S’il y avait un véritable consensus, c’était celui-ci : pour quiconque avait échappé aux dictatures de gauche comme de droite, la démocratie signifiait une participation aux grandes décisions, et non l’application unilatérale et forcée de l’idéologie d’autrui. En d’autres termes, le principe universel que Fukuyama appelait le « droit souverain du peuple » comprenait le droit souverain d’établir les modalités de la distribution de la richesse au sein de son pays, depuis l’avenir des sociétés d’État jusqu’au financement des écoles et des hôpitaux. Un peu partout dans le monde, des citoyens étaient prêts à exercer leur droit démocratique (arraché de haute lutte), à être enfin les auteurs de leur destinée collective. » (pp 225-226)

« Pour Deng et le reste du Politburo, les possibilités offertes par le libre marché étaient désormais illimitées. De la même façon que la terreur à la Pinochet avait ouvert la voie au changement révolutionnaire, la place Tiananmen rendait possible une métamorphose radicale, sans risque de rébellion. Si la vie des ouvriers et des paysans devenait plus difficile, deux choix s’offraient à eux : l’accepter tranquillement ou faire face à la furie de l’armée et de la police secrète. (…) En d’autres termes, c’est le choc du massacre qui rendit possible la thérapie de choc.

Dans les trois années suivant le bain de sang, la Chine ouvrit toutes grandes ses portes aux investissements étrangers, notamment par le truchement de zones économiques spéciales créées aux quatre coins du pays. En annonçant ces initiatives, Deng rappela au pays qu’ « au besoin, on prendra tous les moyens pour étouffer les bouleversements, dès les premiers signes d’agitation, au moyen de la loi martiale et même d’autres méthodes plus rigoureuses ».

C’est cette vague de réformes qui fit de la Chine l’  « atelier de misère » du monde, l’emplacement privilégié des usines de sous-traitance d’à peu près toutes les multinationales de la planète. Aucun pays n’offrait des conditions plus lucratives que la Chine : des impôts et des tarifs douaniers peu élevés, des fonctionnaires faciles à soudoyer et, par-dessus tout, une multitude de travailleurs bon marché qui, par peur des représailles, ne risquaient pas de réclamer de sitôt des salaires décents ou les protections les plus élémentaires. » (pp 232-233)

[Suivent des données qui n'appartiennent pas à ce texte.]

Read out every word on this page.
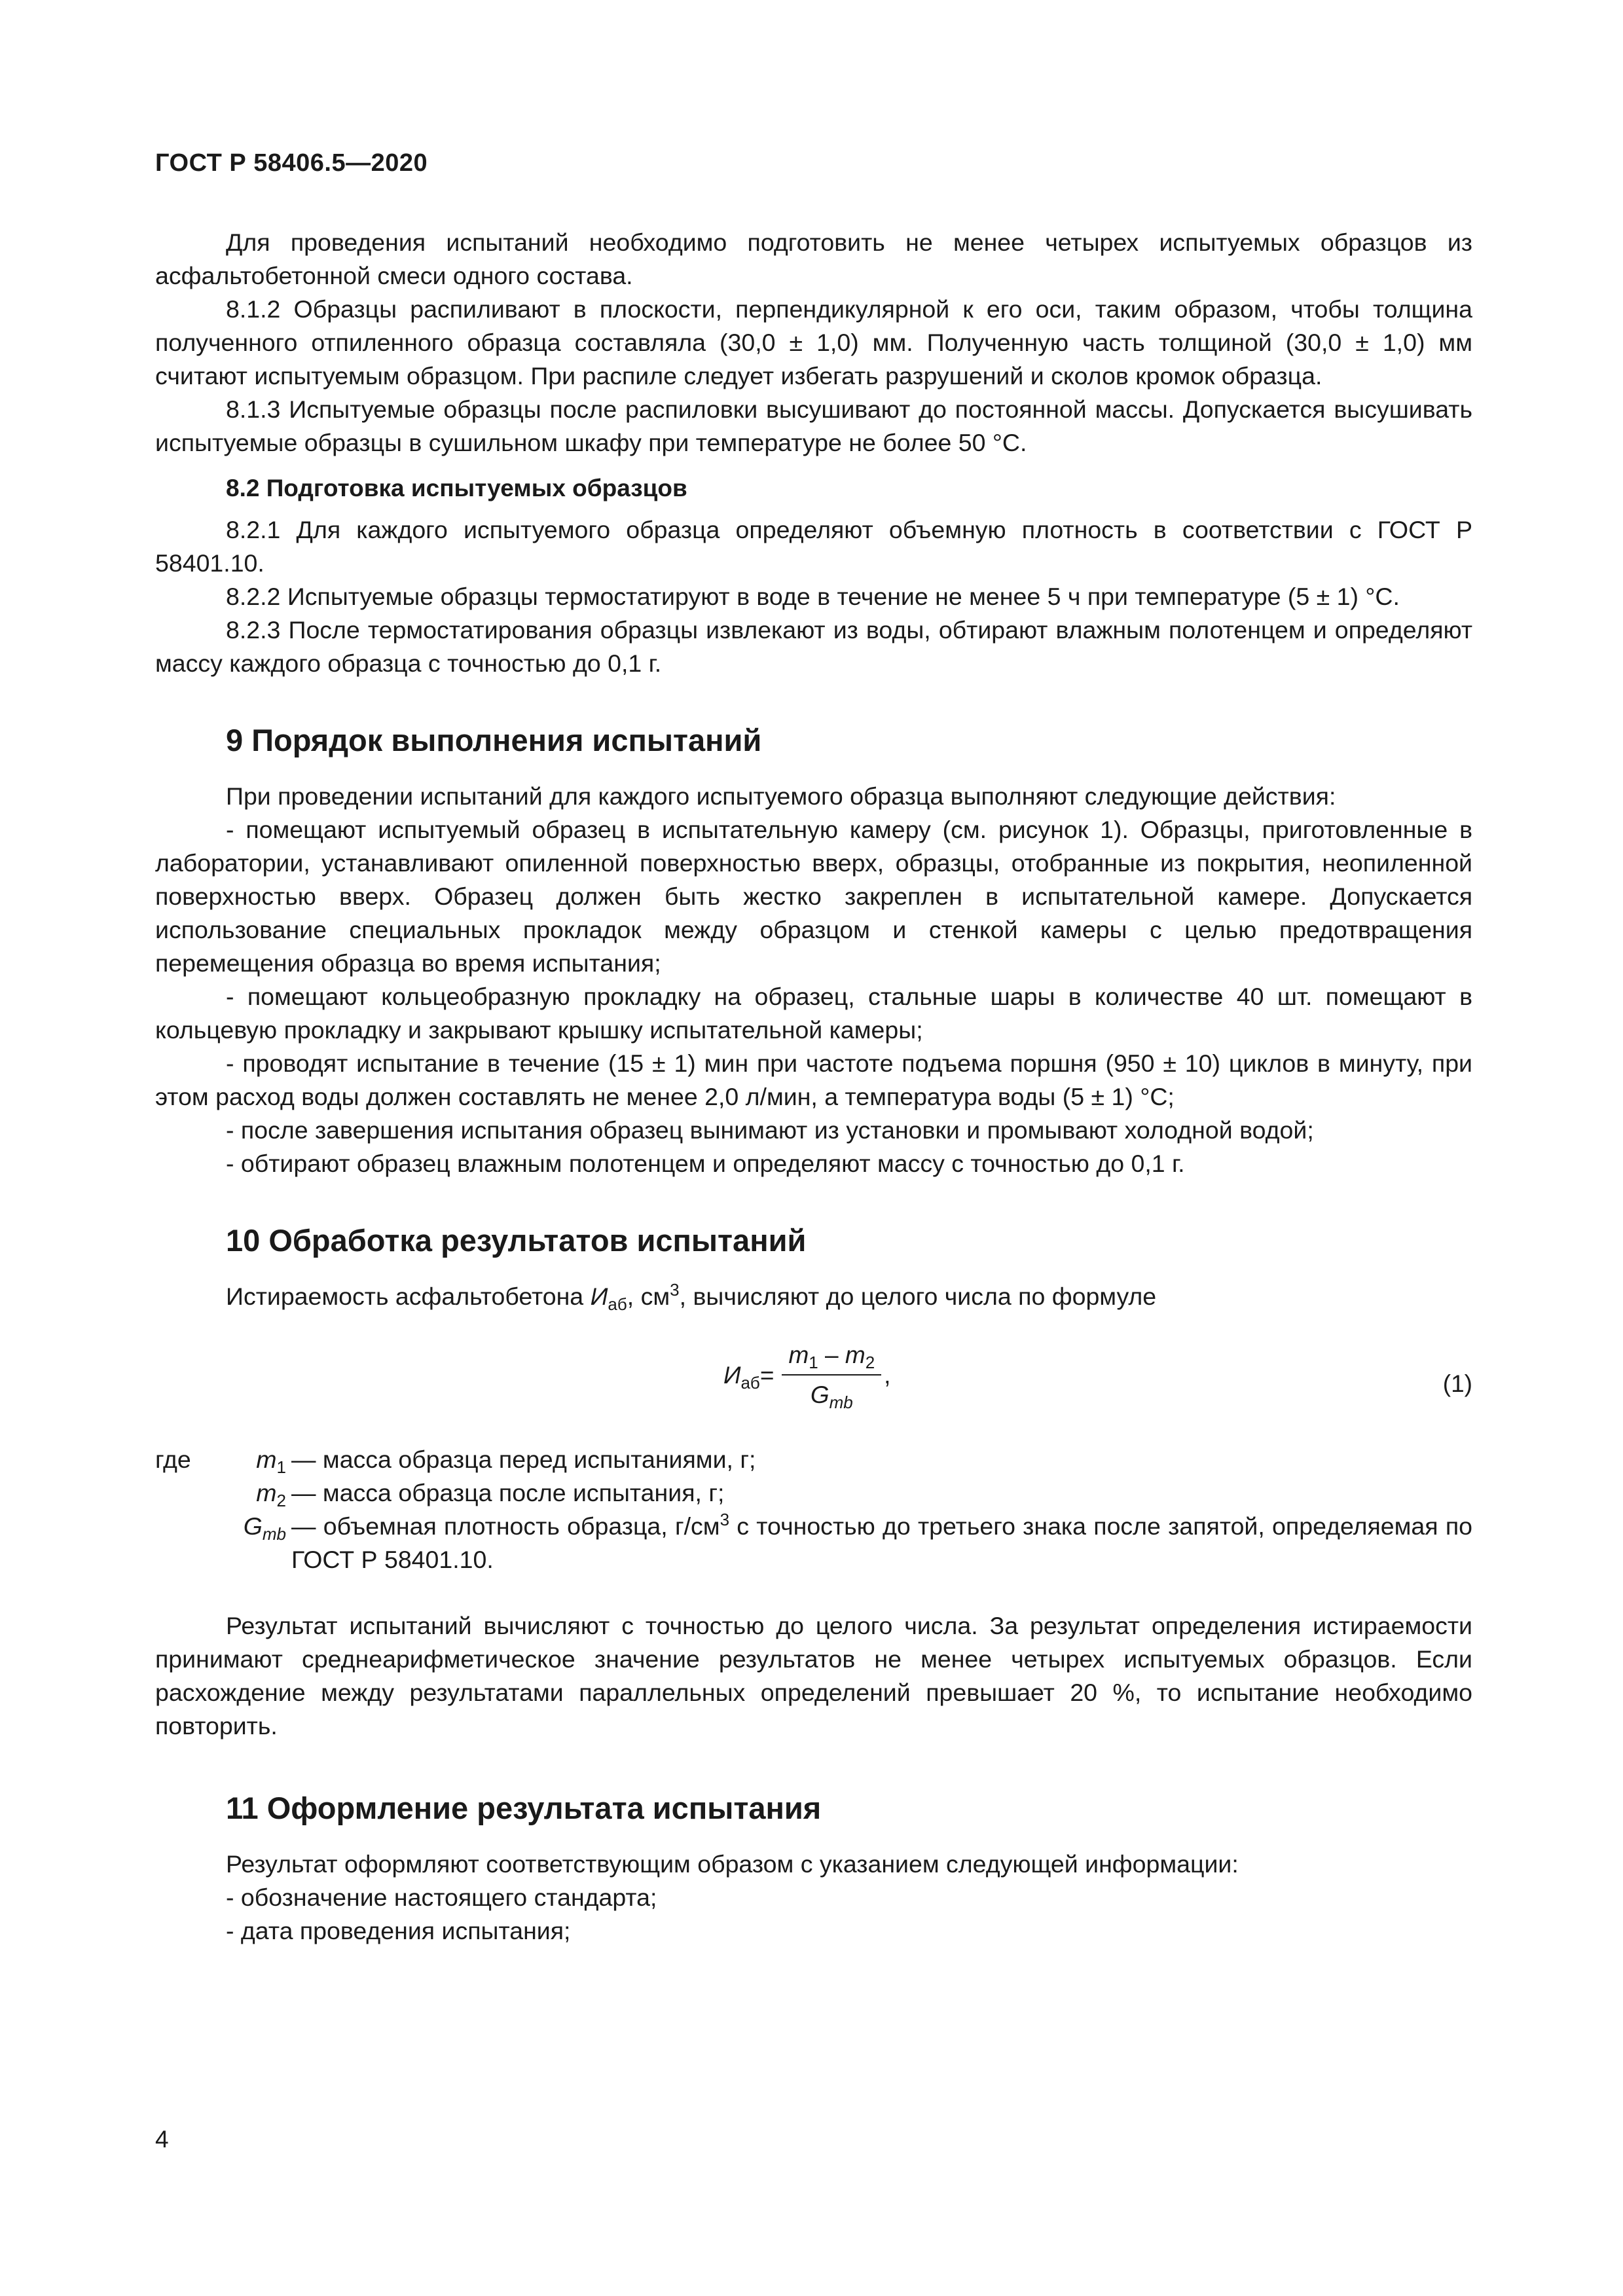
ГОСТ Р 58406.5—2020

Для проведения испытаний необходимо подготовить не менее четырех испытуемых образцов из асфальтобетонной смеси одного состава.

8.1.2 Образцы распиливают в плоскости, перпендикулярной к его оси, таким образом, чтобы толщина полученного отпиленного образца составляла (30,0 ± 1,0) мм. Полученную часть толщиной (30,0 ± 1,0) мм считают испытуемым образцом. При распиле следует избегать разрушений и сколов кромок образца.

8.1.3 Испытуемые образцы после распиловки высушивают до постоянной массы. Допускается высушивать испытуемые образцы в сушильном шкафу при температуре не более 50 °С.

8.2 Подготовка испытуемых образцов

8.2.1 Для каждого испытуемого образца определяют объемную плотность в соответствии с ГОСТ Р 58401.10.

8.2.2 Испытуемые образцы термостатируют в воде в течение не менее 5 ч при температуре (5 ± 1) °С.

8.2.3 После термостатирования образцы извлекают из воды, обтирают влажным полотенцем и определяют массу каждого образца с точностью до 0,1 г.

9 Порядок выполнения испытаний

При проведении испытаний для каждого испытуемого образца выполняют следующие действия:

- помещают испытуемый образец в испытательную камеру (см. рисунок 1). Образцы, приготовленные в лаборатории, устанавливают опиленной поверхностью вверх, образцы, отобранные из покрытия, неопиленной поверхностью вверх. Образец должен быть жестко закреплен в испытательной камере. Допускается использование специальных прокладок между образцом и стенкой камеры с целью предотвращения перемещения образца во время испытания;

- помещают кольцеобразную прокладку на образец, стальные шары в количестве 40 шт. помещают в кольцевую прокладку и закрывают крышку испытательной камеры;

- проводят испытание в течение (15 ± 1) мин при частоте подъема поршня (950 ± 10) циклов в минуту, при этом расход воды должен составлять не менее 2,0 л/мин, а температура воды (5 ± 1) °С;

- после завершения испытания образец вынимают из установки и промывают холодной водой;

- обтирают образец влажным полотенцем и определяют массу с точностью до 0,1 г.

10 Обработка результатов испытаний

Истираемость асфальтобетона $И_{аб}$, $см^3$, вычисляют до целого числа по формуле

$И_{аб} = \frac{m_1 - m_2}{G_{mb}}$ ,	(1)
где	$m_1$ — масса образца перед испытаниями, г;
$m_2$ — масса образца после испытания, г;
$G_{mb}$ — объемная плотность образца, $г/см^3$ с точностью до третьего знака после запятой, определяемая по ГОСТ Р 58401.10.

Результат испытаний вычисляют с точностью до целого числа. За результат определения истираемости принимают среднеарифметическое значение результатов не менее четырех испытуемых образцов. Если расхождение между результатами параллельных определений превышает 20 %, то испытание необходимо повторить.

11 Оформление результата испытания

Результат оформляют соответствующим образом с указанием следующей информации:

- обозначение настоящего стандарта;

- дата проведения испытания;

4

« Reflet fidèle de l’État corporatiste dont Pinochet fut le précurseur au Chili : un chassé-croisé en vertu duquel le milieu des affaires et les élites politiques unissent leurs pouvoirs pour éliminer les travailleurs en tant que force politique organisée. Aujourd’hui, on observe la même collaboration : en effet, les sociétés technologiques et les grandes entreprises de presse internationales aident l’État chinois à espionner ses citoyens et s’arrangent pour que les étudiants qui effectuent des recherches sur le Web – en tapant par exemple « massacre de la place Tiananmen » ou même «  démocratie » – fassent chou blanc. » (p.234)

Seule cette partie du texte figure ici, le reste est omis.